L’esclave du confort prend l’ascenseur avec son chien. Le chien traîne son «amaître » dans la rue. Il l’oblige à marcher derrière lui, attaché à sa laisse. Les esclaves des animaux de compagnie n’hésitent pas à enfiler leurs mains dans des sachets de plastique transparent pour saisir les excréments tout chauds pondus par leurs petits maîtres à quatre pattes.
Monsieur Spartacus a aussi épinglé dans sa cave quelques esclaves du sexe. Ceux-là sont tantôt dominateurs, tantôt soumis, toujours pathétiques.
Monsieur Spartacus porte une attention particulière à celles et ceux qui sont esclaves de leurs émotions, les fils, les filles, les pères, les mères, les frères, les sœurs. Toutes et tous entravés dans les liens familiaux tournent en rond dans la cage des relations affectives.

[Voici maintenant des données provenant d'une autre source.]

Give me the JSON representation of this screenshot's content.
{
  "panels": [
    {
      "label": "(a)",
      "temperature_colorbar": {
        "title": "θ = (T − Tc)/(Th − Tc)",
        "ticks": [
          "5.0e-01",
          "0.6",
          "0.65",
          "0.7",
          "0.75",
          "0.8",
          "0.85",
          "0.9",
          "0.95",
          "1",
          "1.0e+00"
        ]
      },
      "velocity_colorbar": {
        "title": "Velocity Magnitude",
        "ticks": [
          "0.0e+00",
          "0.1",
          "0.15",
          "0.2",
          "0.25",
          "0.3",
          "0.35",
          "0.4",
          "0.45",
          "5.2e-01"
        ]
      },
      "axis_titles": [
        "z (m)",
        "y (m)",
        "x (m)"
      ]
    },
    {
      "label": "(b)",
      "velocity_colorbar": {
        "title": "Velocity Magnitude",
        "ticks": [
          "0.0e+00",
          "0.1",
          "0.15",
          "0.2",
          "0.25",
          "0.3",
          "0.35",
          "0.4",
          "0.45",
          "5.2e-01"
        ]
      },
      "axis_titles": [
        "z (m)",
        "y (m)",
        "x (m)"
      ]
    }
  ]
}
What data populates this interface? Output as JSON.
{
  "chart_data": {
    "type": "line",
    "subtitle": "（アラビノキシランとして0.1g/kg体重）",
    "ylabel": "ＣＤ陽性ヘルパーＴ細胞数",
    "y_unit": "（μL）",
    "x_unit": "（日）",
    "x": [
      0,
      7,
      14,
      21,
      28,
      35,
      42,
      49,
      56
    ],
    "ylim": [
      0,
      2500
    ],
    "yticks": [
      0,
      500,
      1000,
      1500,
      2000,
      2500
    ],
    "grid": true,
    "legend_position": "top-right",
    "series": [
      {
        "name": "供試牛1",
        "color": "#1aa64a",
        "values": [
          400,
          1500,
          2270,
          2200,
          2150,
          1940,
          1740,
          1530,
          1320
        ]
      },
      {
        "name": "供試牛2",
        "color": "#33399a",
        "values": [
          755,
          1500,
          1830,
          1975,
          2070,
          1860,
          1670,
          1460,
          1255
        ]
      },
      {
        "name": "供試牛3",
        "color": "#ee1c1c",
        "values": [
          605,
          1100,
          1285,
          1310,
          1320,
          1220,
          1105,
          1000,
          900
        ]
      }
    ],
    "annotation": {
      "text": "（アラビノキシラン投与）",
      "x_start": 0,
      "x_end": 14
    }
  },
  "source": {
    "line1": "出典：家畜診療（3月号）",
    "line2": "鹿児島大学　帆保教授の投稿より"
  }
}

L’esclave des idées reçues mène une vie routinière. Il oublie qu’être esclave, c’est aussi vivre dans la peur, sans espoir de paradis. Parfois, l’esclave s’imagine libéré, mais il est simplement devenu esclave du langage, zigzaguant dans la prison des mots.
Monsieur Spartacus éprouve de la compassion pour les esclaves de sa collection. Un jour, si la vérité ne le fait pas, le garrot les rendra libres.
Lucien Suel
La Tiremande, avril-mai 2006
"Le collectionneur d'esclaves" a été publié à l'automne 2006 dans le n°1 de la revue Carbone.